La producción de Gran Hermano expuso su falta de controles al incluir a Brian Sarmiento, un exfutbolista con deuda alimentaria de 22 meses por cuotas de 100 mil pesos mensuales, totalizando unos 12 millones de pesos al dólar blue, según reveló el abogado de su exesposa Tessy, Horacio Solari.
Solari notificó a Telefe, Cuarzo y Paramount para embargar el sueldo semanal que percibe Sarmiento en el reality, argumentando que el participante aprovecha su viralidad para generar ingresos y cumplir solo cuando se expone mediáticamente, mientras la niña solo puede hacer valer sus derechos en esos momentos.
El panel criticó duramente a la producción por no averiguar el historial del concursante, recordando que Tessy ya había denunciado el tema hace años, y cuestionó decisiones pasadas como invitar a Mauro Icardi, otro deudor, o contratar a Wanda Nara pese a sus escándalos con la cuota alimentaria de sus hijas y falsas denuncias contra Icardi.

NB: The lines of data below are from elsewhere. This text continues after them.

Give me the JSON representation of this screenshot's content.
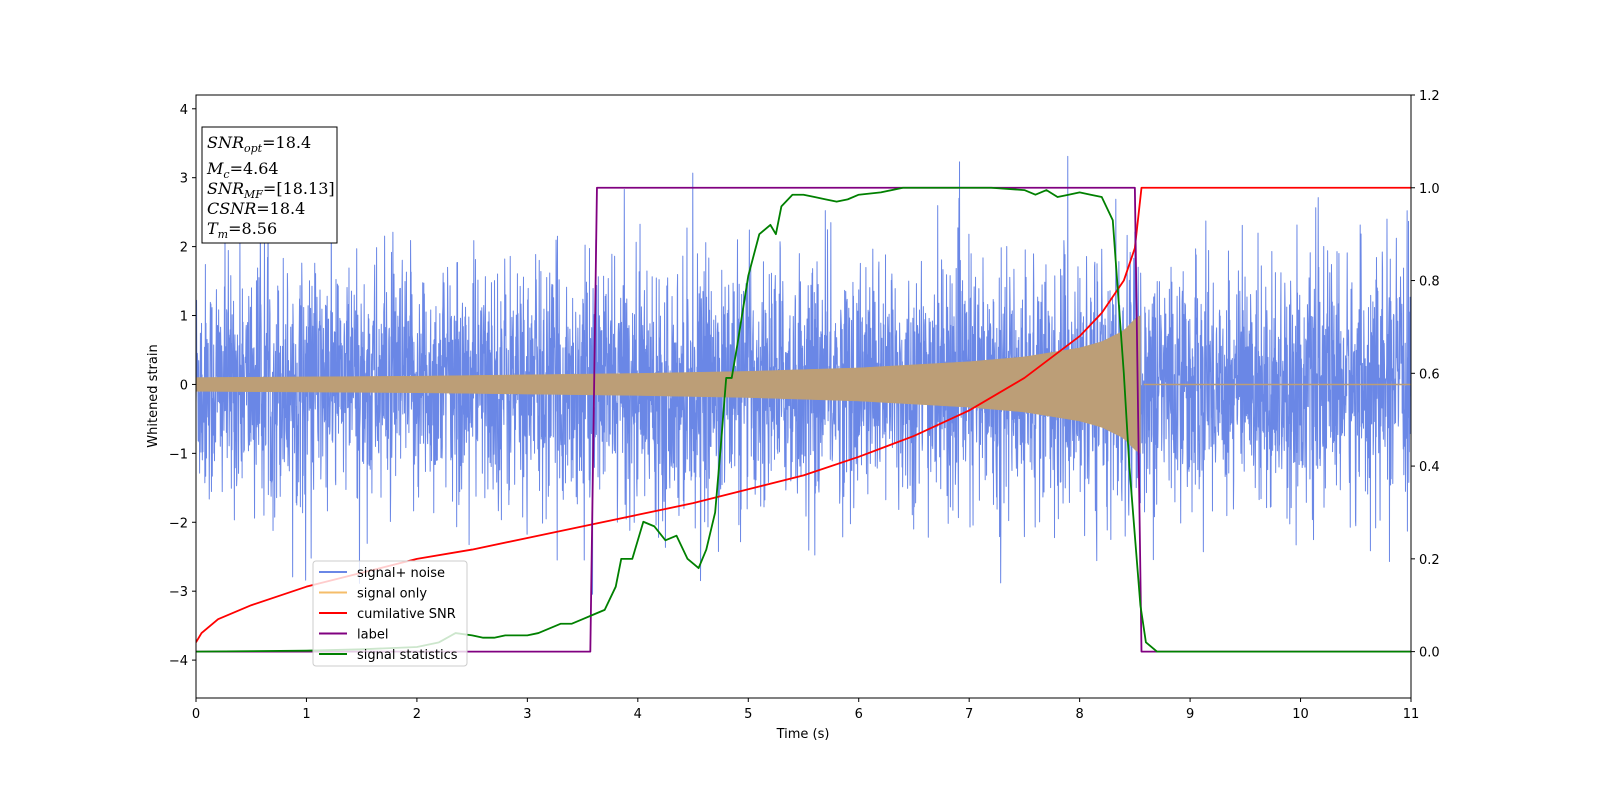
{
  "chart_data": {
    "type": "line",
    "xlabel": "Time (s)",
    "ylabel": "Whitened strain",
    "xlim": [
      0,
      11
    ],
    "ylim": [
      -4.55,
      4.2
    ],
    "y2lim": [
      -0.1,
      1.2
    ],
    "xticks": [
      "0",
      "1",
      "2",
      "3",
      "4",
      "5",
      "6",
      "7",
      "8",
      "9",
      "10",
      "11"
    ],
    "yticks": [
      "−4",
      "−3",
      "−2",
      "−1",
      "0",
      "1",
      "2",
      "3",
      "4"
    ],
    "y2ticks": [
      "0.0",
      "0.2",
      "0.4",
      "0.6",
      "0.8",
      "1.0",
      "1.2"
    ],
    "grid": false,
    "legend_placement": "lower-left",
    "colors": {
      "signal_noise": "#6a87e6",
      "signal_only": "#f5bd6a",
      "overlap": "#bc9e77",
      "cumulative_snr": "#ff0000",
      "label": "#800080",
      "signal_statistics": "#008000"
    },
    "series": [
      {
        "name": "signal+ noise",
        "axis": "left",
        "noise_std": 0.85,
        "x_range": [
          0,
          11
        ]
      },
      {
        "name": "signal only",
        "axis": "left",
        "envelope": {
          "t": [
            0,
            1,
            2,
            3,
            4,
            5,
            6,
            7,
            7.5,
            8,
            8.2,
            8.4,
            8.5,
            8.55,
            8.56
          ],
          "amp": [
            0.1,
            0.11,
            0.12,
            0.14,
            0.16,
            0.19,
            0.24,
            0.33,
            0.4,
            0.53,
            0.62,
            0.78,
            0.95,
            1.0,
            0.0
          ]
        }
      },
      {
        "name": "cumilative SNR",
        "axis": "right",
        "x": [
          0,
          0.05,
          0.2,
          0.5,
          1,
          1.5,
          2,
          2.5,
          3,
          3.5,
          4,
          4.5,
          5,
          5.5,
          6,
          6.5,
          7,
          7.5,
          8,
          8.2,
          8.4,
          8.5,
          8.56,
          11
        ],
        "y": [
          0.02,
          0.04,
          0.07,
          0.1,
          0.14,
          0.17,
          0.2,
          0.22,
          0.245,
          0.27,
          0.295,
          0.32,
          0.35,
          0.38,
          0.42,
          0.465,
          0.52,
          0.59,
          0.68,
          0.73,
          0.8,
          0.87,
          1.0,
          1.0
        ]
      },
      {
        "name": "label",
        "axis": "right",
        "x": [
          0,
          3.57,
          3.63,
          8.5,
          8.56,
          11
        ],
        "y": [
          0,
          0,
          1,
          1,
          0,
          0
        ]
      },
      {
        "name": "signal statistics",
        "axis": "right",
        "x": [
          0,
          1,
          1.5,
          2,
          2.2,
          2.35,
          2.5,
          2.6,
          2.7,
          2.8,
          3.0,
          3.1,
          3.2,
          3.3,
          3.4,
          3.5,
          3.6,
          3.7,
          3.8,
          3.85,
          3.95,
          4.05,
          4.15,
          4.25,
          4.35,
          4.45,
          4.55,
          4.62,
          4.7,
          4.75,
          4.8,
          4.85,
          4.9,
          5.0,
          5.1,
          5.2,
          5.25,
          5.3,
          5.4,
          5.5,
          5.6,
          5.7,
          5.8,
          5.9,
          6.0,
          6.2,
          6.4,
          6.6,
          6.8,
          7.0,
          7.2,
          7.5,
          7.6,
          7.7,
          7.8,
          7.9,
          8.0,
          8.1,
          8.2,
          8.3,
          8.4,
          8.45,
          8.5,
          8.55,
          8.6,
          8.7,
          11
        ],
        "y": [
          0,
          0.002,
          0.005,
          0.01,
          0.02,
          0.04,
          0.035,
          0.03,
          0.03,
          0.035,
          0.035,
          0.04,
          0.05,
          0.06,
          0.06,
          0.07,
          0.08,
          0.09,
          0.14,
          0.2,
          0.2,
          0.28,
          0.27,
          0.24,
          0.25,
          0.2,
          0.18,
          0.22,
          0.3,
          0.44,
          0.59,
          0.59,
          0.66,
          0.81,
          0.9,
          0.92,
          0.9,
          0.96,
          0.985,
          0.985,
          0.98,
          0.975,
          0.97,
          0.975,
          0.985,
          0.99,
          1.0,
          1.0,
          1.0,
          1.0,
          1.0,
          0.995,
          0.985,
          0.995,
          0.98,
          0.985,
          0.99,
          0.985,
          0.98,
          0.93,
          0.6,
          0.4,
          0.25,
          0.1,
          0.02,
          0.0,
          0.0
        ]
      }
    ]
  },
  "info_box": [
    {
      "sym": "SNR",
      "sub": "opt",
      "val": "=18.4"
    },
    {
      "sym": "M",
      "sub": "c",
      "val": "=4.64"
    },
    {
      "sym": "SNR",
      "sub": "MF",
      "val": "=[18.13]"
    },
    {
      "sym": "CSNR",
      "sub": "",
      "val": "=18.4"
    },
    {
      "sym": "T",
      "sub": "m",
      "val": "=8.56"
    }
  ]
}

Señalaron fallos éticos en los controles, comparando con casos como Divina Gloria ingresando enferma o la violencia de Furia, avalada inicialmente, y advirtieron sobre varas desiguales para hombres y mujeres; el debate escaló al impacto en menores y la esperanza en nuevas autoridades de Telefe para evitar repeticiones.
Además, mostraron un cruce en la casa por una picada donde Janina Sili, nominada y con bajo presupuesto alimentario, se enfrentó a compañeros que picoteaban la comida, con Andrea del Boca intentando mediar como 'mamá' del grupo, generando preocupación por internas futuras sobre sueldos desiguales cuando salgan participantes.